Ultimately, the results of this study are contributing to more than $62 million in U.S. exports for multiple projects. Of particular importance was CUWF's decision to seek bids for the solid waste management project in Fes that opened the door for Edgeboro International (Milltown, New Jersey) and Global Environmental Sustainability, Inc. (GESI) (Princeton, New Jersey) to play a leadership role in its implementation. The 10-year management, engineering and services contract awarded for the construction and operation of a controlled landfill in Fes was the first of its kind in Morocco. This contract was extended in 2007 for another 20 years to recover and reuse the biogas from the landfill by generating approximately 3 megawatts of electricity that could be used for public lighting and reducing approximately 100,000 tons per year of greenhouse gas emissions.

Capitalizing on USTDA's previous efforts, Edgeboro and GESI recently were awarded an 18-year contract for the closure of the old landfill and the construction and operation of a new controlled landfill in Casablanca, the largest in Morocco. The Casablanca project will produce approximately 6 megawatts of electricity and reduce approximately 400,000 tons per year of greenhouse gas emissions.

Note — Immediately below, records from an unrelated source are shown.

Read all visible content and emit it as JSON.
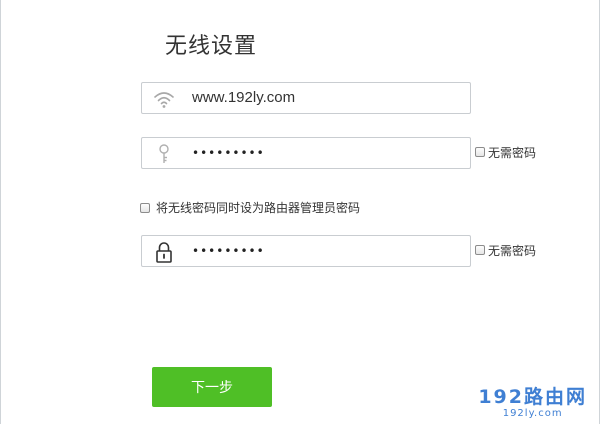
{
  "page": {
    "title": "无线设置"
  },
  "form": {
    "ssid": {
      "icon": "wifi-icon",
      "value": "www.192ly.com"
    },
    "wifi_password": {
      "icon": "key-icon",
      "value": "•••••••••",
      "no_password_label": "无需密码"
    },
    "sync_admin": {
      "label": "将无线密码同时设为路由器管理员密码",
      "checked": false
    },
    "admin_password": {
      "icon": "lock-icon",
      "value": "•••••••••",
      "no_password_label": "无需密码"
    }
  },
  "buttons": {
    "next_label": "下一步"
  },
  "watermark": {
    "main": "192路由网",
    "sub": "192ly.com"
  },
  "colors": {
    "button_green": "#4fbf26",
    "border_gray": "#c9cdd1",
    "watermark_blue": "#3f7fd3"
  }
}
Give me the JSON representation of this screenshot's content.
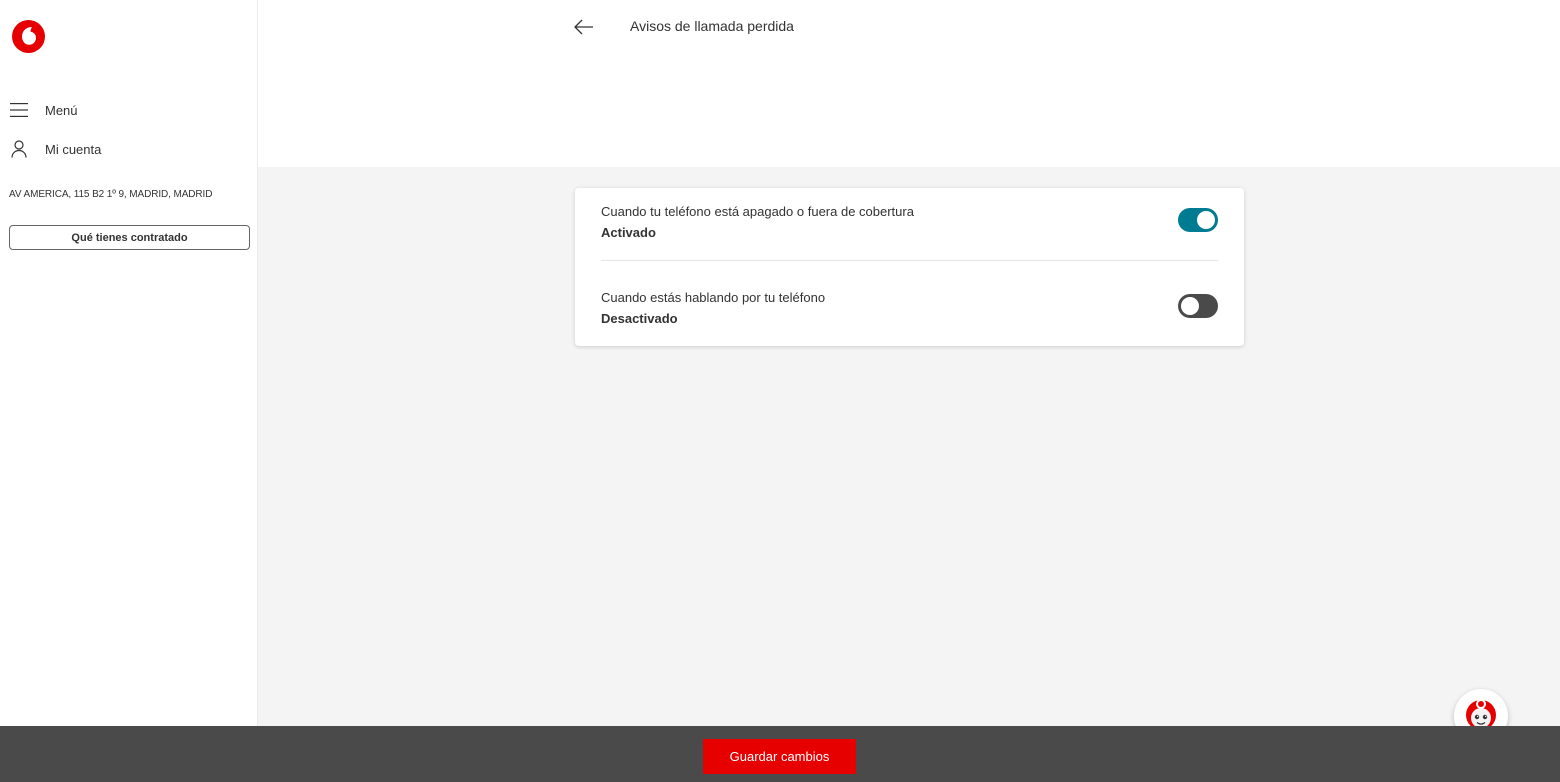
{
  "sidebar": {
    "menu_label": "Menú",
    "account_label": "Mi cuenta",
    "address": "AV AMERICA, 115 B2 1º 9, MADRID, MADRID",
    "contract_button": "Qué tienes contratado"
  },
  "header": {
    "title": "Avisos de llamada perdida"
  },
  "settings": [
    {
      "title": "Cuando tu teléfono está apagado o fuera de cobertura",
      "status": "Activado",
      "enabled": true
    },
    {
      "title": "Cuando estás hablando por tu teléfono",
      "status": "Desactivado",
      "enabled": false
    }
  ],
  "footer": {
    "save_label": "Guardar cambios"
  },
  "colors": {
    "brand_red": "#e60000",
    "toggle_on": "#007c92",
    "toggle_off": "#4a4a4a",
    "footer_bg": "#4a4a4a",
    "main_bg": "#f4f4f4"
  },
  "icons": {
    "logo": "vodafone-logo-icon",
    "menu": "hamburger-icon",
    "account": "user-icon",
    "back": "arrow-left-icon",
    "chat": "chat-bot-icon"
  }
}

GESI's President, Dr. Ahmed Hamidi, credits USTDA for setting the stage for these activities, which represent the first privatization of waste management in Morocco. Dr. Hamidi concluded, "USTDA's initial efforts resulted in the closure of old open dumps, the construction of new state of the art controlled landfills, the reduction of greenhouse gas emissions, and the generation of revenues to several Moroccan communities by the sale of electricity and carbon credits generated from the solid waste."